The United MileagePlus Explorer Business card has a $95 annual fee that is waived the first year, and offers all of the same benefits as the consumer version, but in addition it features:
- 10,000 bonus miles every calendar year you spend at least $25,000 on your card.
- Double miles on not just United tickets, but at restaurants, gas stations, and office supply stores.
- It also may be possible to get a 50,000 mile sign-up bonus on this card
If you are grandfathered in, Chase used to offer new applicants a product called the United MileagePlus Awards card. It only offers one mile per dollar spent on all purchases, including those from United. If you still have this card, you are missing out on double miles for United purchases, baggage fee waivers, United Club passes, and no foreign transaction fees. For United MileagePlus Awards cardholders, it is probably time to upgrade to the Explorer card, especially the business version.

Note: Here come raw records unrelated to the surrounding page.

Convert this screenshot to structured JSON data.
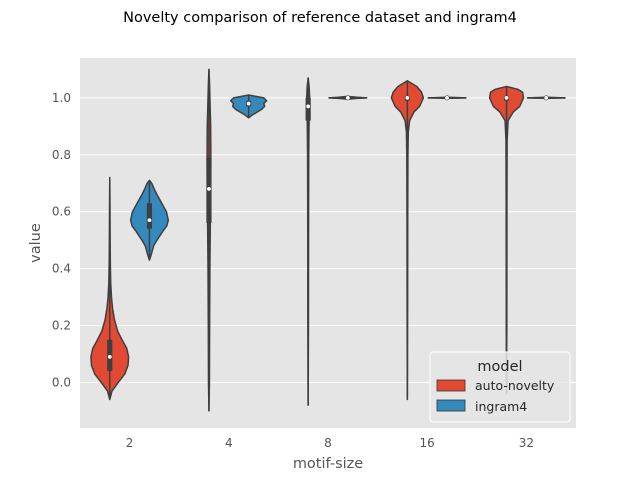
{
  "chart_data": {
    "type": "violin",
    "title": "Novelty comparison of reference dataset and ingram4",
    "xlabel": "motif-size",
    "ylabel": "value",
    "categories": [
      "2",
      "4",
      "8",
      "16",
      "32"
    ],
    "ylim": [
      -0.16,
      1.14
    ],
    "yticks": [
      0.0,
      0.2,
      0.4,
      0.6,
      0.8,
      1.0
    ],
    "ytick_labels": [
      "0.0",
      "0.2",
      "0.4",
      "0.6",
      "0.8",
      "1.0"
    ],
    "grid": true,
    "legend": {
      "title": "model",
      "placement": "lower-right",
      "entries": [
        "auto-novelty",
        "ingram4"
      ]
    },
    "series": [
      {
        "name": "auto-novelty",
        "color": "#E24A33",
        "violins": [
          {
            "category": "2",
            "range": [
              -0.06,
              0.72
            ],
            "median": 0.09,
            "q1": 0.04,
            "q3": 0.15,
            "profile": [
              [
                -0.06,
                0.0
              ],
              [
                -0.03,
                0.12
              ],
              [
                0.0,
                0.45
              ],
              [
                0.03,
                0.8
              ],
              [
                0.06,
                0.97
              ],
              [
                0.09,
                1.0
              ],
              [
                0.12,
                0.9
              ],
              [
                0.15,
                0.65
              ],
              [
                0.18,
                0.42
              ],
              [
                0.22,
                0.25
              ],
              [
                0.26,
                0.15
              ],
              [
                0.3,
                0.09
              ],
              [
                0.35,
                0.05
              ],
              [
                0.42,
                0.03
              ],
              [
                0.5,
                0.02
              ],
              [
                0.6,
                0.013
              ],
              [
                0.72,
                0.0
              ]
            ]
          },
          {
            "category": "4",
            "range": [
              -0.1,
              1.1
            ],
            "median": 0.68,
            "q1": 0.56,
            "q3": 0.79,
            "profile": [
              [
                -0.1,
                0.0
              ],
              [
                0.0,
                0.025
              ],
              [
                0.2,
                0.035
              ],
              [
                0.4,
                0.05
              ],
              [
                0.55,
                0.07
              ],
              [
                0.7,
                0.09
              ],
              [
                0.8,
                0.1
              ],
              [
                0.9,
                0.09
              ],
              [
                1.0,
                0.05
              ],
              [
                1.05,
                0.03
              ],
              [
                1.1,
                0.0
              ]
            ]
          },
          {
            "category": "8",
            "range": [
              -0.08,
              1.07
            ],
            "median": 0.97,
            "q1": 0.92,
            "q3": 1.0,
            "profile": [
              [
                -0.08,
                0.0
              ],
              [
                0.2,
                0.015
              ],
              [
                0.5,
                0.02
              ],
              [
                0.8,
                0.03
              ],
              [
                0.92,
                0.05
              ],
              [
                0.97,
                0.07
              ],
              [
                1.0,
                0.08
              ],
              [
                1.04,
                0.05
              ],
              [
                1.07,
                0.0
              ]
            ]
          },
          {
            "category": "16",
            "range": [
              -0.06,
              1.06
            ],
            "median": 1.0,
            "q1": 0.99,
            "q3": 1.0,
            "profile": [
              [
                -0.06,
                0.0
              ],
              [
                0.3,
                0.015
              ],
              [
                0.6,
                0.02
              ],
              [
                0.8,
                0.03
              ],
              [
                0.88,
                0.05
              ],
              [
                0.92,
                0.12
              ],
              [
                0.95,
                0.35
              ],
              [
                0.97,
                0.65
              ],
              [
                1.0,
                0.85
              ],
              [
                1.02,
                0.75
              ],
              [
                1.04,
                0.5
              ],
              [
                1.05,
                0.25
              ],
              [
                1.06,
                0.0
              ]
            ]
          },
          {
            "category": "32",
            "range": [
              -0.04,
              1.04
            ],
            "median": 1.0,
            "q1": 0.99,
            "q3": 1.0,
            "profile": [
              [
                -0.04,
                0.0
              ],
              [
                0.2,
                0.015
              ],
              [
                0.6,
                0.02
              ],
              [
                0.85,
                0.03
              ],
              [
                0.92,
                0.08
              ],
              [
                0.95,
                0.35
              ],
              [
                0.97,
                0.7
              ],
              [
                1.0,
                0.9
              ],
              [
                1.02,
                0.85
              ],
              [
                1.03,
                0.6
              ],
              [
                1.04,
                0.0
              ]
            ]
          }
        ]
      },
      {
        "name": "ingram4",
        "color": "#348ABD",
        "violins": [
          {
            "category": "2",
            "range": [
              0.43,
              0.71
            ],
            "median": 0.57,
            "q1": 0.54,
            "q3": 0.63,
            "profile": [
              [
                0.43,
                0.0
              ],
              [
                0.45,
                0.1
              ],
              [
                0.48,
                0.22
              ],
              [
                0.5,
                0.4
              ],
              [
                0.53,
                0.7
              ],
              [
                0.55,
                0.92
              ],
              [
                0.57,
                1.0
              ],
              [
                0.6,
                0.9
              ],
              [
                0.63,
                0.65
              ],
              [
                0.66,
                0.4
              ],
              [
                0.68,
                0.25
              ],
              [
                0.7,
                0.12
              ],
              [
                0.71,
                0.0
              ]
            ]
          },
          {
            "category": "4",
            "range": [
              0.93,
              1.01
            ],
            "median": 0.98,
            "q1": 0.97,
            "q3": 0.99,
            "profile": [
              [
                0.93,
                0.0
              ],
              [
                0.94,
                0.2
              ],
              [
                0.95,
                0.45
              ],
              [
                0.96,
                0.7
              ],
              [
                0.97,
                0.85
              ],
              [
                0.98,
                0.8
              ],
              [
                0.99,
                0.95
              ],
              [
                1.0,
                0.8
              ],
              [
                1.01,
                0.0
              ]
            ]
          },
          {
            "category": "8",
            "range": [
              0.995,
              1.005
            ],
            "median": 1.0,
            "q1": 1.0,
            "q3": 1.0,
            "profile": [
              [
                0.995,
                0.0
              ],
              [
                0.998,
                0.5
              ],
              [
                1.0,
                1.0
              ],
              [
                1.002,
                0.5
              ],
              [
                1.005,
                0.0
              ]
            ]
          },
          {
            "category": "16",
            "range": [
              0.998,
              1.002
            ],
            "median": 1.0,
            "q1": 1.0,
            "q3": 1.0,
            "profile": [
              [
                0.998,
                0.0
              ],
              [
                1.0,
                1.0
              ],
              [
                1.002,
                0.0
              ]
            ]
          },
          {
            "category": "32",
            "range": [
              0.998,
              1.002
            ],
            "median": 1.0,
            "q1": 1.0,
            "q3": 1.0,
            "profile": [
              [
                0.998,
                0.0
              ],
              [
                1.0,
                1.0
              ],
              [
                1.002,
                0.0
              ]
            ]
          }
        ]
      }
    ]
  }
}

Southwest Rapid Rewards Cards from Chase
There are four versions of this card, two each in versions for businesses and consumers. The personal and business versions of the Southwest Rapid Rewards Plus Credit Card have annual fees of $69, and offer a 3,000 point bonus on your cardmember anniversary, worth about $42 toward any ticket in their “Wanna Get Away” fare class. So, the anniversary bonus covers 61% of the annual fee, right off the bat.
The personal and business versions of the Southwest Rapid Rewards Premier Credit Card each have annual fees of $99, and offer a 6,000 point bonus on your cardmember anniversary, worth about $84. For the additional $30 in annual fees, you will receive an additional $42 worth of points, which are worth $84 if you hold a Companion Pass. So the $84 in anniversary bonus covers 85% of the annual fee cost- much better than the Plus cards.
Other benefits of the Rapid Rewards Premier cards over the Plus versions include:
- No foreign transaction fees.
- The opportunity to earn 1,500 Tier Qualifying Points for every $10,000 in purchases, up to 15,000 Tier Qualifying Points per calendar year.
So here, the advantage of the more expensive card isn’t as great as it is with the other airline cards, but it is still worth paying the extra $30 for most cardholders, if only to receive another $42 worth of points on your cardmember anniversary.
As with many aspects of credit cards and travel rewards, it can be too easy to focus on price and loose sight of value. Once you learn how the banks and the airlines have structured their credit card offerings, you will realize that their least expensive cards are often the least attractive.